Dictionary_ContainsKey: 6773
Dictionary_StraightIndexCheck: 2636
List_Contains: 32366
List_LinqAny: 38670
List_LinqFirst: 33859
List_LinqWhere: 41288

All in ticks. Now mind you, none of these are horribly slow so it probably just comes down to reability and ease of understanding. Personally I like the Dictionary way, so at least speed wise I’m on track. As for looks? That’s a personal thing.

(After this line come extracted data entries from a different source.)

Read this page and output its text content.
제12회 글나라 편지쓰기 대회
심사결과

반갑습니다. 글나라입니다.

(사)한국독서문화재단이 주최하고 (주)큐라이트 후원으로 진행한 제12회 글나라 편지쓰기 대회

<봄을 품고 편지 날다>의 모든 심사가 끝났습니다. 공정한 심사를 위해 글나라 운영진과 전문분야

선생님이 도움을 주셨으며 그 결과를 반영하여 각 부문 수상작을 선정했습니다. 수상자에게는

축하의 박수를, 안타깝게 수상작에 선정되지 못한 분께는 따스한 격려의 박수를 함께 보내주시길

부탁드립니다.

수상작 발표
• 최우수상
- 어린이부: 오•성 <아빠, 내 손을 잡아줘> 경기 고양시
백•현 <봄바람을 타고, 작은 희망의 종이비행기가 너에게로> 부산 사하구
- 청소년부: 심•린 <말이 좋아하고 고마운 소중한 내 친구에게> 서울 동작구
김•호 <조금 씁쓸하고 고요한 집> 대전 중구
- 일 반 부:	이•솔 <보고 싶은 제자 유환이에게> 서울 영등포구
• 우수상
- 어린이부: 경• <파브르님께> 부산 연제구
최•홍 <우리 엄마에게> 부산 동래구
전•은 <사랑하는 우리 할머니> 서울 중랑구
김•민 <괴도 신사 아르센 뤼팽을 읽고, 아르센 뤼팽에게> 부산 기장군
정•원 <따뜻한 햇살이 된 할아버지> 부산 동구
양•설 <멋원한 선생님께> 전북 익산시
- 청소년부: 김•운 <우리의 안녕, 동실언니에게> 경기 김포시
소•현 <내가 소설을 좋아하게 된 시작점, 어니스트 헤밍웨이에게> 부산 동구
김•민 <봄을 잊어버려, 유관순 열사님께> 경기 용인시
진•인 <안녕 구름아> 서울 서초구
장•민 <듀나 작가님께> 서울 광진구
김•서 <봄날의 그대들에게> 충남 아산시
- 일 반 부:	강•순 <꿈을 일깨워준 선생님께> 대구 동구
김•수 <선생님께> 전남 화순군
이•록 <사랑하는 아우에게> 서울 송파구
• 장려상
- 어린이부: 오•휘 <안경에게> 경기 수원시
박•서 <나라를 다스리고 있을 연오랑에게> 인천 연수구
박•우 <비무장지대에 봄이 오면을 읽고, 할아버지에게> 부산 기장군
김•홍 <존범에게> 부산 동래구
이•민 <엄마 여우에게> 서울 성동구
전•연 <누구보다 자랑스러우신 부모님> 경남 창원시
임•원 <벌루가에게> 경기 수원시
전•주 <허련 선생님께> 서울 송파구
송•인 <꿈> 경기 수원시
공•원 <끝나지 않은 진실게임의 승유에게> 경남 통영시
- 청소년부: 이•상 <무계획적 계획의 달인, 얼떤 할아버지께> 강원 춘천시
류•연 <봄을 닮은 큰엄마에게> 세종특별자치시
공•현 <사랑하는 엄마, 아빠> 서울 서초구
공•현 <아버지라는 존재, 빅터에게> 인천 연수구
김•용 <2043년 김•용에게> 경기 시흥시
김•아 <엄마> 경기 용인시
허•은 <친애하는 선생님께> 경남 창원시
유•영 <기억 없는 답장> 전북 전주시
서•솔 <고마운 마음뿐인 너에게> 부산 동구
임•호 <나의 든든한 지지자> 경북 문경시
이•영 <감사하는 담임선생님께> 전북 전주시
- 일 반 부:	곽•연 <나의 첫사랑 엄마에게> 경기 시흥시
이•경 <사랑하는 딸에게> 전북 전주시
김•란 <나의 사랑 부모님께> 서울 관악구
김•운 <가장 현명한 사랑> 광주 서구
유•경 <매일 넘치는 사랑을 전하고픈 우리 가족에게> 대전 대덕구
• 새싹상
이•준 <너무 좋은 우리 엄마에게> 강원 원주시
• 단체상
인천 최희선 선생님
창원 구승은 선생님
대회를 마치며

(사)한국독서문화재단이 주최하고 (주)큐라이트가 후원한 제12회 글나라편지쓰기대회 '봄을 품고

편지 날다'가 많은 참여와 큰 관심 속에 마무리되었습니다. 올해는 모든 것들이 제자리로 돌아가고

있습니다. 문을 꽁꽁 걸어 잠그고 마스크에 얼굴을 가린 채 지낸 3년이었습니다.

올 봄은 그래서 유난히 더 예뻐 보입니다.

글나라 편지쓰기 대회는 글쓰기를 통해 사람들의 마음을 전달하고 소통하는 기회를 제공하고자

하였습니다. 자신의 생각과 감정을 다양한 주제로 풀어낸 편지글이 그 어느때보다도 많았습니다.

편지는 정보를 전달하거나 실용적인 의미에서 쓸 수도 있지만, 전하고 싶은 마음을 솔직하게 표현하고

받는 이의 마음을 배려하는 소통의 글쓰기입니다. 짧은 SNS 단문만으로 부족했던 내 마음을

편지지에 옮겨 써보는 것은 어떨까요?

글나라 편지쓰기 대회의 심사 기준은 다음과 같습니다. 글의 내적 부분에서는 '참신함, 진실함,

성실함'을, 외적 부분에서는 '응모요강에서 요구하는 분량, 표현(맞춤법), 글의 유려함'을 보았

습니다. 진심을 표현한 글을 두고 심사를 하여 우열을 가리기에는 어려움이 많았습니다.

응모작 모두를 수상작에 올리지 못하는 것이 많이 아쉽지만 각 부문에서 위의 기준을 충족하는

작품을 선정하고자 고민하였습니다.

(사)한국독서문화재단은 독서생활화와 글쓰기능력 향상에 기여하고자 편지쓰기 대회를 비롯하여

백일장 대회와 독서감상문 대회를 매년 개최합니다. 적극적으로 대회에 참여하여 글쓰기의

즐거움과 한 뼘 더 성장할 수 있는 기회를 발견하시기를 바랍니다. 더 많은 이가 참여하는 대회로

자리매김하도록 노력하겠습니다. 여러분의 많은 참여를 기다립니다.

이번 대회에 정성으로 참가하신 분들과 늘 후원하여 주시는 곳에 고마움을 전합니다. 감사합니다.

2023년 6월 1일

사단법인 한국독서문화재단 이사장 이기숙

Rest of the code. Here is the parent method. This is a unit test hense the .Assert but it could easily be adapted to any output.

  [TestMethod]
  public void RunTime()
  {
    Int64 overallDictionaryContainsKeyTime = 0;
    Int64 overallDictionaryStraightIndexCheck = 0;
    Int64 overallListContains = 0;
    Int64 overallListLinqAny = 0;
    Int64 overallListLinqFirst = 0;
    Int64 overallListLinqWhere = 0;
    Int32 loopMax = 200;

    for (Int32 loopCounter = 0; loopCounter < loopMax; loopCounter++)
    {
      Holder currentHolder = new Holder();

      TimeRun(currentHolder);
      overallDictionaryContainsKeyTime += currentHolder.DictionaryContainsKeyTime;
      overallDictionaryStraightIndexCheck += currentHolder.DictionaryStraightIndexCheck;
      overallListContains += currentHolder.ListContains;
      overallListLinqAny += currentHolder.ListLinqAny;
      overallListLinqFirst += currentHolder.ListLinqFirst;
      overallListLinqWhere += currentHolder.ListLinqWhere;
    }

    Assert.IsTrue
    (
      false,
      " Dictionary_ContainsKey: " + (overallDictionaryContainsKeyTime / loopMax) +
      " Dictionary_StraightIndexCheck: " + (overallDictionaryStraightIndexCheck / loopMax) +
      " List_Contains: " + (overallListContains / loopMax) +
      " List_LinqAny: " + (overallListLinqAny / loopMax) +
      " List_LinqFirst: " + (overallListLinqFirst / loopMax) +
      " List_LinqWhere: " + (overallListLinqWhere / loopMax)
    );
  }

And the holder class which is a nothing class. I just didn’t care for having to add parameters to the child mehod.

  public class Holder
  {
    public Int64DictionaryContainsKeyTime { get; set; }
    public Int64DictionaryStraightIndexCheck { get; set; }
    public Int64ListLinqAny { get; set; }
    public Int64ListContains { get; set; }
    public Int64ListLinqFirst { get; set; }
    public Int64ListLinqWhere { get; set; }
  }

Couple Notes:

  • StopWatch is in System.Diagnostics
  • RandomTool is actual a class of mine. Nothing special about it. Just makes a string of X length with all random letters.
  • This can not be rebroadcast or retransmitted without the express written permission of my mom.